Lately, interactive infographics have become an increasingly popular tool for journalistic content creation. One of the key products for collecting, sharing and visualizing large amounts of data has been a tool like Google Fusion Tables, launched in June 2009. It’s a Web-based application that can create charts, tables, graphs, layouts and maps in minutes.
Fusion Tables stores information in the form of multiple tables that can be viewed and downloaded by Internet users. The essence of the service is to share, collect and visualize these tables. The functionality provides the ability to build pie charts, scatter charts, histograms, line graphs, time charts, and (the most common application) geographic maps. Data is exported in CSV format.
Structure of Fusion Tables
Queries to the service come from several possible sources:
- Fusion Tables website;
- standalone applications that use the API;
- visualizations embedded in other web pages (e.g., diagrams).
Next, query-based map layers are generated, which can be spatial or structured.
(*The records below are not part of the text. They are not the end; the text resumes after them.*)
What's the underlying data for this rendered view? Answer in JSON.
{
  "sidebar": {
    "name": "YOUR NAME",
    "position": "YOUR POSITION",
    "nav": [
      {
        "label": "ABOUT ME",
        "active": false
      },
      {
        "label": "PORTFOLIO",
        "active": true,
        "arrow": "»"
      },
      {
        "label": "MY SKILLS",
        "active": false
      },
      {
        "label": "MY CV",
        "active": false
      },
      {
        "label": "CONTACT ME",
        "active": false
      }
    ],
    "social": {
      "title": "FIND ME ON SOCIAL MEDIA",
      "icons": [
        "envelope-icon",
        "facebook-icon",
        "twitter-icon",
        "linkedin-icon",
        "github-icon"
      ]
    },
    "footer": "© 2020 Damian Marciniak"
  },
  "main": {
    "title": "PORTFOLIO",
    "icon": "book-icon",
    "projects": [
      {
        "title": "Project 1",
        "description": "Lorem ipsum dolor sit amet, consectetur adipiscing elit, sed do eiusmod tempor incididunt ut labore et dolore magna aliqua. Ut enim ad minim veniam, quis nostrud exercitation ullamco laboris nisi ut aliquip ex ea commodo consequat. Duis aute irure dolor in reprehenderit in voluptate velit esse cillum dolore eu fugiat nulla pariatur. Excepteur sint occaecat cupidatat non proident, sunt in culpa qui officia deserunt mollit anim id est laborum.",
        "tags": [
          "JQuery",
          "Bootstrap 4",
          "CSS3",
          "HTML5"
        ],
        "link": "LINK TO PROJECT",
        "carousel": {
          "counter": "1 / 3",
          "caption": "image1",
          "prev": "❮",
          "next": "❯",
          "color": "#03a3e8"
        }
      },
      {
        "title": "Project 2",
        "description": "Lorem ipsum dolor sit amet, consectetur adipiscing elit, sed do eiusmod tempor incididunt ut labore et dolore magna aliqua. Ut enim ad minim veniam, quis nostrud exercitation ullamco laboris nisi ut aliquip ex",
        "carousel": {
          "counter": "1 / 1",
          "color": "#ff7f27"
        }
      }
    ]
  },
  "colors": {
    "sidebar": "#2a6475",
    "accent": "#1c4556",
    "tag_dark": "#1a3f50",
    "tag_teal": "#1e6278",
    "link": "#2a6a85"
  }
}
The foreground database manager converts the queries into a generalized representation and passes them to a specialized processing module, which then creates a query project. The project is executed with the help of a structured back-end database using a set of synchronously replicated Bigtable servers. The main task of Replicated Storage is to process hundreds of thousands of tables with different schemas, sizes and characteristics of the queries being loaded.
Storage Stack
Fusion tables are built on a two-tiered storage stack in Google.
Bigtable: the tuples stored there are key-value pairs, sorted by key and distributed across multiple servers based on their ranges. Part of a tuple value can be a complex value of some normal form (except the first one). Bigtable provides a write operation that atomically inserts a new tuple. The service also provides three read operations:
- Key search, which retrieves a single pair with a given key;
- key prefix search, which retrieves all pairs with a given key prefix;
- key range search, which retrieves all strings between the start key and the end key.
In addition, Bigtable records the transaction history for each tuple. That is, internally a tuple is stored as a “key, value, timestamp” triplet, where the timestamp captures when the tuple was written. In general, one key value is used in multiple versions of tuples.
Megastore is a library above Bigtable. It provides higher-level primitives such as sequential secondary indexes, multiple row transactions, and sequential replication. The specified library is used:
- To support property indexes,
- for providing table-level transactions,
- for replicating tables across multiple datacenters.
Fusion Tables API
An important aspect of creating a data management and collaboration platform is to allow developers to extend the functionality of the platform. This is accomplished through the use of an API. It allows developers to create applications that use FT as a database. For example, the website mtbguru.com, which hosts a collection of bike routes, wrote an application that synchronizes them with Fusion Tables. The API supports querying, modifying, and defining the data using the appropriate operators and instructions. At present, modifying Fusion Tables schemas through the API is not supported, and existing standards are used for authentication and data access.